Let $p$ be a density of interest and let $p(x) = \tilde{p}(x)/Z$. Then $\log p(x) = \log \tilde{p}(x) - \log Z$.
Suppose we have access to $\nabla \log p(x) = \nabla \log \tilde{p}(x)$. We'd like to compute density ratios at a pair of points. By the fundamental theorem for line integrals, if we set a path $\gamma$ from $y$ to $z$ via $x(0)=y$ and $x(1)=z$, with $x(t)= (1-t)y + tz$, then
$$ \begin{aligned} \log \frac{p(z)}{p(y)} &= \log p(z) - \log p(y) \\ &= \log \tilde{p}(z) - \log Z - \log \tilde{p}(y) + \log Z \\ &= \log \tilde{p}(z) - \log \tilde{p}(y) \\ &= \int_\gamma \nabla \log \tilde{p}(x)^\top dx \\ &= \int_0^1 \nabla \log \tilde{p}(x(t))^\top \dot{x}(t)\, dt\\ &= \int_0^1 \nabla \log \tilde{p}(x(t))^\top (z-y)\, dt. \end{aligned} $$Thus, we can compute log density ratios given only the score $\nabla \log \tilde{p}$, up to a numerical line integral.
Remarks
- Conservativeness. The fundamental theorem for line integrals requires $\nabla \log \tilde{p}$ to be a conservative vector field, i.e. curl-free. This is automatic here since $\nabla \log \tilde{p}$ is the gradient of a scalar; but if one were instead given an arbitrary vector field $s(x)$ purporting to be a score, one would need to verify $\nabla \times s = 0$ before applying this argument.
- Path independence. Since the field is conservative, the integral is path-independent, so the straight-line $\gamma$ is one valid choice among infinitely many. In practice, however, path choice matters numerically: a straight line may traverse low-probability regions where $\nabla \log \tilde{p}$ is large or poorly conditioned, so more carefully chosen paths can reduce quadrature error.
- Regularity. The argument requires $\log \tilde{p}$ to be $C^1$ along $\gamma$, i.e. the gradient must exist and be continuous on the path. This fails at hard boundaries of the support where $\tilde{p} = 0$ and the log diverges, so the trick should be applied with care for distributions with bounded support.
- Numerical cost.

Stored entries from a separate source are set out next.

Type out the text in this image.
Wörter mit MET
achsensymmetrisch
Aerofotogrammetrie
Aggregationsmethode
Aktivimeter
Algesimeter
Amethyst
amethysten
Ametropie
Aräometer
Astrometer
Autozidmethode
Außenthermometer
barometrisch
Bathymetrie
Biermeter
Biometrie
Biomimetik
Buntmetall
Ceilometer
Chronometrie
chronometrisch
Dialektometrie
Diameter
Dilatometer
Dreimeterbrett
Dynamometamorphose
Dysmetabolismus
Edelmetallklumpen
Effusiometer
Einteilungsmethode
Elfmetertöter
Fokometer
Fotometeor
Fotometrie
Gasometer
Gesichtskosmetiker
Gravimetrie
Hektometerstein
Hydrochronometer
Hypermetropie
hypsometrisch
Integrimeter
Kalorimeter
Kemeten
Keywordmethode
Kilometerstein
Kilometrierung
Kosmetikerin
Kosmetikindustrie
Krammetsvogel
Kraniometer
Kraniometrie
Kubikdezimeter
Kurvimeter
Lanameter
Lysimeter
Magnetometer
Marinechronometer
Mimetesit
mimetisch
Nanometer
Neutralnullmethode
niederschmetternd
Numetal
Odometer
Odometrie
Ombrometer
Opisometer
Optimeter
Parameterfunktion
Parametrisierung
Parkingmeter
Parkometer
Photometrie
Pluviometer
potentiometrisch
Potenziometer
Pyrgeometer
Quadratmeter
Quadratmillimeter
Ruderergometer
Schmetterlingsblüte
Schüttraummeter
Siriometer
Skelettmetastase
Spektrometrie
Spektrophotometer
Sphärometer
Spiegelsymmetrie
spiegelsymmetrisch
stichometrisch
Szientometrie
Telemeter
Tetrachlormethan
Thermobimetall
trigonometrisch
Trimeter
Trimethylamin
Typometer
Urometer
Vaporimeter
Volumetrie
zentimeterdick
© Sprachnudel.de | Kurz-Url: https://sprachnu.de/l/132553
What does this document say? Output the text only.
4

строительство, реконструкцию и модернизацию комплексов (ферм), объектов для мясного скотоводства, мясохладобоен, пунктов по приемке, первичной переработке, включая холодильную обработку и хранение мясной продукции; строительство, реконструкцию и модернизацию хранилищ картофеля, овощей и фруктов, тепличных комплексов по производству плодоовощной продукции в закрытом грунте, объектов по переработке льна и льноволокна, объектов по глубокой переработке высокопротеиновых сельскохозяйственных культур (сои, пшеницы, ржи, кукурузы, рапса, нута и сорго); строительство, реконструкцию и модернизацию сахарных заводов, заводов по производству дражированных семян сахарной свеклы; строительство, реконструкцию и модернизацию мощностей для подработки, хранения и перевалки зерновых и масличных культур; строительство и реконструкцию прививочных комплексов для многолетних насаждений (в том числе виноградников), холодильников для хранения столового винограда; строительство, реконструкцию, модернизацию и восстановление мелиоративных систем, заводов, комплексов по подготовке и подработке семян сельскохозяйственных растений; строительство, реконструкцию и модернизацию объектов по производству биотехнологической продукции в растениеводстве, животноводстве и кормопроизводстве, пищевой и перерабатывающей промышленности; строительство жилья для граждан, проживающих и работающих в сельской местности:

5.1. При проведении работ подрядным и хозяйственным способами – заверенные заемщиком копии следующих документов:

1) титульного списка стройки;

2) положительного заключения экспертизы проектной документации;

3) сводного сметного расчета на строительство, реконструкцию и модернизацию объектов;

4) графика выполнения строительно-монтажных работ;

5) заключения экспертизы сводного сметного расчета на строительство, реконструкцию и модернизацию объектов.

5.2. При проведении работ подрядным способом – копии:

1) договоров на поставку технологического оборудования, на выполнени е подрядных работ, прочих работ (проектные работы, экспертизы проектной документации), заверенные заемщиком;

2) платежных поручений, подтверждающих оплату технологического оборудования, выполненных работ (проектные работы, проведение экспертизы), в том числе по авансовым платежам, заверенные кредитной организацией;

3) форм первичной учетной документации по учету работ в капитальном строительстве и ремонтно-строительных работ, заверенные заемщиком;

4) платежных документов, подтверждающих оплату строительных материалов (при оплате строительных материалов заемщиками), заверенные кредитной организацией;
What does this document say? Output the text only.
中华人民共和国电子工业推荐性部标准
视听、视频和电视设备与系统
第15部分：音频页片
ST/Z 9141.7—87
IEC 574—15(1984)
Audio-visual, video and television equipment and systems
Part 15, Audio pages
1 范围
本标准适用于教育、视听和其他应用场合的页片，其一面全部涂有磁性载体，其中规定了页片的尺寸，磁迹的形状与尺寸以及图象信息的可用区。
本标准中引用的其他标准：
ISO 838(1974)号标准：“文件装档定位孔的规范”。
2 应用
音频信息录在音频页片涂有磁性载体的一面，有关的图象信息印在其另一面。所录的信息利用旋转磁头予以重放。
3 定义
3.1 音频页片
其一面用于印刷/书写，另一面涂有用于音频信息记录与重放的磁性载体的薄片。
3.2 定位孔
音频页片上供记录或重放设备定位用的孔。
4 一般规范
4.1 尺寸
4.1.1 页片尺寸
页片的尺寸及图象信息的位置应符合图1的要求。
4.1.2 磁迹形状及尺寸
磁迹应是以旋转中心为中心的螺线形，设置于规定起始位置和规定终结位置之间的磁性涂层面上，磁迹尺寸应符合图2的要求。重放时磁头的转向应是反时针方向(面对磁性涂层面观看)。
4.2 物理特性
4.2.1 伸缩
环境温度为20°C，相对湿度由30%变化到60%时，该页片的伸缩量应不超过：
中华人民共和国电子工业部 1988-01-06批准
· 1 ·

Evaluating the integral requires quadrature along $\gamma$, hence multiple evaluations of $\nabla \log \tilde{p}$. The resulting log-ratio estimate is consistent as the quadrature is refined, but the per-pair cost is non-trivial — especially when the score is expensive to evaluate, e.g. when $\tilde{p}$ involves a large neural network.